Japan can’t yet declare it’s beaten deflation, and the central bank will therefore need to retain its ultraeasy monetary settings even after it loosened its grip on bond yields, according to a key lawmaker behind the nation’s decades-long quest to fight falling prices.
(Bloomberg) — Japan can’t yet declare it’s beaten deflation, and the central bank will therefore need to retain its ultraeasy monetary settings even after it loosened its grip on bond yields, according to a key lawmaker behind the nation’s decades-long quest to fight falling prices.
If nominal wage growth of 3% becomes a steady trend in tandem with a sustainable 2% pace of consumer inflation, the Bank of Japan can start mapping an exit from its current policy scheme, said Akira Amari, who was the economic revitalization minister when the central bank embarked on its aggressive easing campaign under former governor Haruhiko Kuroda.

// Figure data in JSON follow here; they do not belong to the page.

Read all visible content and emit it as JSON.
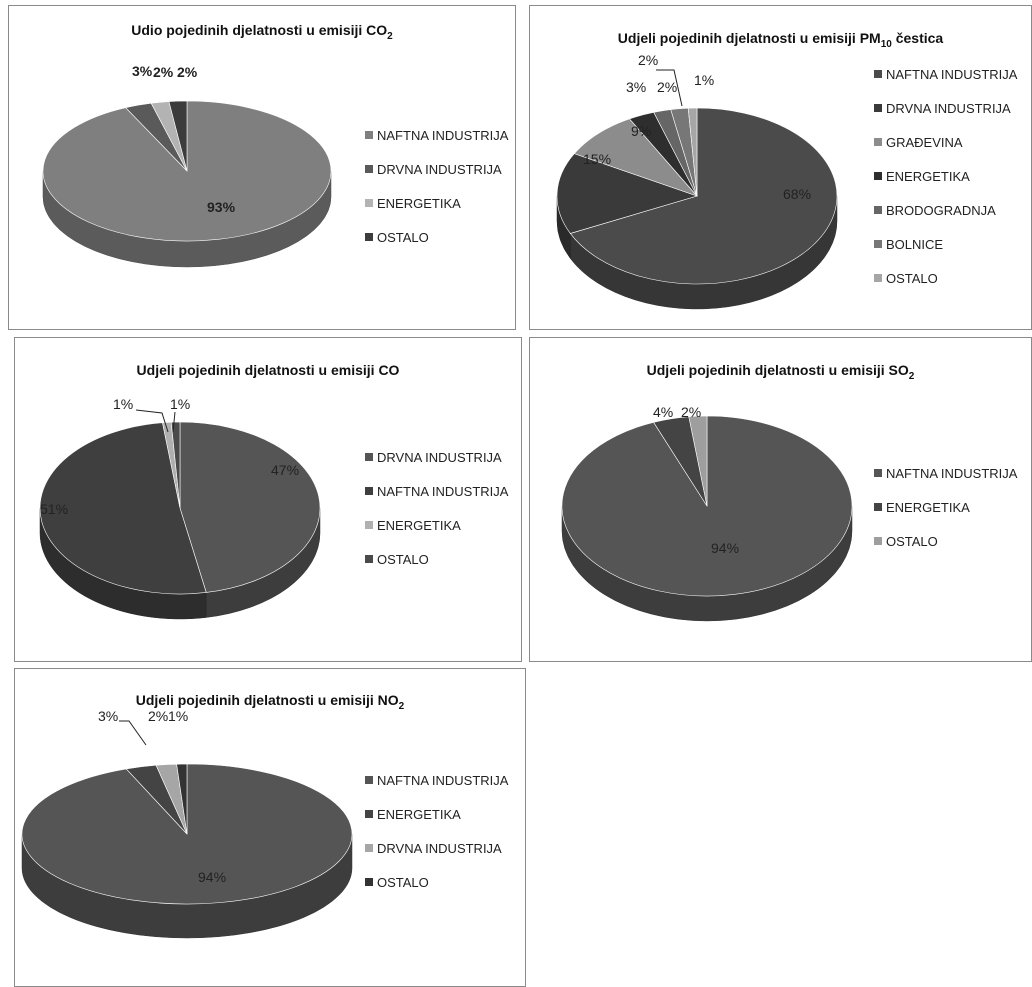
{
  "chart_data": [
    {
      "type": "pie",
      "title": "Udio pojedinih djelatnosti u emisiji CO",
      "title_sub": "2",
      "label_style": "bold",
      "slices": [
        {
          "name": "NAFTNA INDUSTRIJA",
          "value": 93,
          "label": "93%",
          "color": "#7f7f7f"
        },
        {
          "name": "DRVNA INDUSTRIJA",
          "value": 3,
          "label": "3%",
          "color": "#5a5a5a"
        },
        {
          "name": "ENERGETIKA",
          "value": 2,
          "label": "2%",
          "color": "#b3b3b3"
        },
        {
          "name": "OSTALO",
          "value": 2,
          "label": "2%",
          "color": "#3c3c3c"
        }
      ]
    },
    {
      "type": "pie",
      "title": "Udjeli pojedinih djelatnosti u emisiji PM",
      "title_sub": "10",
      "title_tail": " čestica",
      "label_style": "normal",
      "slices": [
        {
          "name": "NAFTNA INDUSTRIJA",
          "value": 68,
          "label": "68%",
          "color": "#4b4b4b"
        },
        {
          "name": "DRVNA INDUSTRIJA",
          "value": 15,
          "label": "15%",
          "color": "#3a3a3a"
        },
        {
          "name": "GRAĐEVINA",
          "value": 9,
          "label": "9%",
          "color": "#8c8c8c"
        },
        {
          "name": "ENERGETIKA",
          "value": 3,
          "label": "3%",
          "color": "#2e2e2e"
        },
        {
          "name": "BRODOGRADNJA",
          "value": 2,
          "label": "2%",
          "color": "#666666"
        },
        {
          "name": "BOLNICE",
          "value": 2,
          "label": "2%",
          "color": "#777777"
        },
        {
          "name": "OSTALO",
          "value": 1,
          "label": "1%",
          "color": "#a6a6a6"
        }
      ]
    },
    {
      "type": "pie",
      "title": "Udjeli pojedinih djelatnosti u emisiji CO",
      "label_style": "normal",
      "slices": [
        {
          "name": "DRVNA INDUSTRIJA",
          "value": 47,
          "label": "47%",
          "color": "#555555"
        },
        {
          "name": "NAFTNA INDUSTRIJA",
          "value": 51,
          "label": "51%",
          "color": "#3f3f3f"
        },
        {
          "name": "ENERGETIKA",
          "value": 1,
          "label": "1%",
          "color": "#b0b0b0"
        },
        {
          "name": "OSTALO",
          "value": 1,
          "label": "1%",
          "color": "#4a4a4a"
        }
      ]
    },
    {
      "type": "pie",
      "title": "Udjeli pojedinih djelatnosti u emisiji SO",
      "title_sub": "2",
      "label_style": "normal",
      "slices": [
        {
          "name": "NAFTNA INDUSTRIJA",
          "value": 94,
          "label": "94%",
          "color": "#555555"
        },
        {
          "name": "ENERGETIKA",
          "value": 4,
          "label": "4%",
          "color": "#444444"
        },
        {
          "name": "OSTALO",
          "value": 2,
          "label": "2%",
          "color": "#9e9e9e"
        }
      ]
    },
    {
      "type": "pie",
      "title": "Udjeli pojedinih djelatnosti u emisiji NO",
      "title_sub": "2",
      "label_style": "normal",
      "slices": [
        {
          "name": "NAFTNA INDUSTRIJA",
          "value": 94,
          "label": "94%",
          "color": "#555555"
        },
        {
          "name": "ENERGETIKA",
          "value": 3,
          "label": "3%",
          "color": "#444444"
        },
        {
          "name": "DRVNA INDUSTRIJA",
          "value": 2,
          "label": "2%",
          "color": "#a6a6a6"
        },
        {
          "name": "OSTALO",
          "value": 1,
          "label": "1%",
          "color": "#333333"
        }
      ]
    }
  ]
}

Kuroda’s successor Kazuo Ueda surprised the markets on July 28 by loosening the bank’s grip on 10-year-government bond yields, although he emphasized that the move wasn’t a step toward policy normalization.
“We have pledged to beat deflation, and we can’t picture an exit strategy from easing without achieving that,” Amari said in an interview on Wednesday in Tokyo. “We must see wage gains exceeding inflation become a trend.”
While Japan’s key inflation indicator has been running above the BOJ’s target for more than a year, authorities haven’t been convinced the trend will hold. Ueda has said inflation will probably slow later this year.
Amari was influential in the 2013 formation of the government’s joint policy statement with the BOJ under former premier Shinzo Abe. The statement, which Ueda has said he will honor, forms the basis of cooperation between the government and the BOJ in their mission to achieve 2% inflation and economic growth.
Amari’s comments come in contrast to the views of some BOJ watchers who say the recent policy tweak was a de facto end of its yield control program and will likely to lead to a pickup in interest rates. Amari emphasized premature policy tightening could put the brakes on the economic recovery by discouraging companies from investing.
Japan’s situation is deeply different from the US, where the Federal Reserve has grappled with rampant inflation, Amari said.
“They are raising interest rates because they struggle with inflation, but here in Japan, we are trying to go to a stage where we can declare an exit from deflation,” Amari said. “They are cooling the situation with ice. We are warming it with a blanket.”